Сумасшедшие оборванцы были единственной опасностью, какая им повстречалась на пустынных улицах, и большинство из них водяной расстрелял играючи, словно глиняных голубей. Казалось, колдовство Истребителя Ведьм тоже пообветшало за все эти столетия, как и его город. Омбре смущали окаменевшие лица, торчавшие повсюду из стен, но Неррона они оставляли безучастным – они лишь доказывали, что мягкокожие не так уж далеки от его племени.

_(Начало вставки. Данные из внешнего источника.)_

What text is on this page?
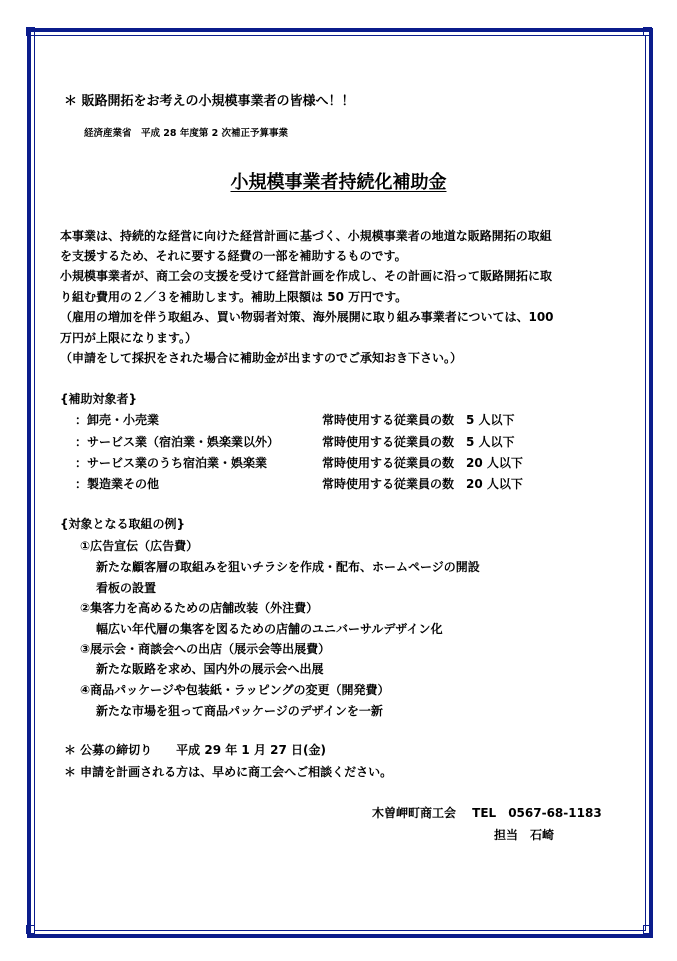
＊ 販路開拓をお考えの小規模事業者の皆様へ！！
経済産業省　平成 28 年度第 2 次補正予算事業
小規模事業者持続化補助金
本事業は、持続的な経営に向けた経営計画に基づく、小規模事業者の地道な販路開拓の取組
を支援するため、それに要する経費の一部を補助するものです。
小規模事業者が、商工会の支援を受けて経営計画を作成し、その計画に沿って販路開拓に取
り組む費用の２／３を補助します。補助上限額は 50 万円です。
（雇用の増加を伴う取組み、買い物弱者対策、海外展開に取り組み事業者については、100
万円が上限になります。）
（申請をして採択をされた場合に補助金が出ますのでご承知おき下さい。）
{補助対象者}
：卸売・小売業	常時使用する従業員の数　5 人以下
：サービス業（宿泊業・娯楽業以外）	常時使用する従業員の数　5 人以下
：サービス業のうち宿泊業・娯楽業	常時使用する従業員の数　20 人以下
：製造業その他	常時使用する従業員の数　20 人以下
{対象となる取組の例}
①広告宣伝（広告費）
新たな顧客層の取組みを狙いチラシを作成・配布、ホームページの開設
看板の設置
②集客力を高めるための店舗改装（外注費）
幅広い年代層の集客を図るための店舗のユニバーサルデザイン化
③展示会・商談会への出店（展示会等出展費）
新たな販路を求め、国内外の展示会へ出展
④商品パッケージや包装紙・ラッピングの変更（開発費）
新たな市場を狙って商品パッケージのデザインを一新
＊ 公募の締切り　　平成 29 年 1 月 27 日(金)
＊ 申請を計画される方は、早めに商工会へご相談ください。
木曽岬町商工会　 TEL　0567-68-1183
担当　石崎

Когда они подошли к лестнице, взмывавшей ввысь, ко дворцу, то увидели следы Бесшабашного и лисицы – темные растопленные пятна на заснеженных ступенях. Снег шел все сильнее, и каждое прикосновение крошечных ледяных кристаллов к каменной коже казалось Неррону уколом. Он ненавидел холод и на долю секунды вдруг так затосковал о теплых недрах земли, что ему сделалось худо. Водяной же, напротив, не говоря ни слова, от души растер себе снегом пересохшую чешую, прежде чем начать подъем.
Вид, ожидавший их на самом верху лестницы, доказывал, что истории о брошенном дворце и его Железных воротах были не просто плодом фантазии какого-нибудь поэта. Обуглившиеся и растерзанные мертвые тела превращали их в реальность, но Неррон не обнаружил среди трупов ни Бесшабашного, ни лисицы.
Где они? Следы на заснеженной площадке позволяли сделать только один вывод: конкуренты уже во дворце.
Но как это им удалось?
Железо начало плавиться, едва Неррон приблизился к воротам. Омбре успел оттащить его назад, когда из металла высунулась пасть. Морды, когти. Ворота просыпались к жизни. Выгибались зубчатые хребты; покрытые чешуей лапы, красные, как огненная лава, выпускали когти из железа.
Водяной, споткнувшись, повалился на мертвецов.
Но Гуисмунд не ожидал охотников за сокровищами, оснащенных каменной кожей. В его времена гоилы на земле слыли лишь мрачной сказкой.
Против когтей Неррон носил знаменитую куртку из ящеричной кожи, которая спасла жизнь Кмену и Хентцау на Кровавой Свадьбе, а мачете из нефрита, отшлифованное им у гоильского кузнеца специально для Железных ворот, провело по шеям и лапам так, будто чудища на Гуисмундовых воротах были сделаны из кипящего воска. Неррон бил и колол, пока его одежда не заскорузла от застывшего на холоде железа. Бесшабашного среди мертвых не было, значит, имелся путь внутрь! Он рассек на две половинки морду, прежде чем пасть захлопнулась вокруг его головы, отсек лапы, выпустившие дюжину острых, как иглы, когтей. Бесшабашного среди мертвых не было. Внутрь имелся путь!
Когда водяной наконец пришел к нему на помощь, руки у Неррона сделались тяжелые, как гири. От жара, которым полыхало железо, у водяного вскипала кожа, но бился он очень неплохо. Вскоре они уже по колено стояли в металлической крошке. Хрип собственного дыхания гудел у обоих в ушах.
И действительно: вдруг железо отделилось от ворот, а сами ворота превратились в простое полукружие из черепов. Из еще плавящегося металла проступил рельефный герб Гуисмунда, посередине раскрылась едва заметная расселина.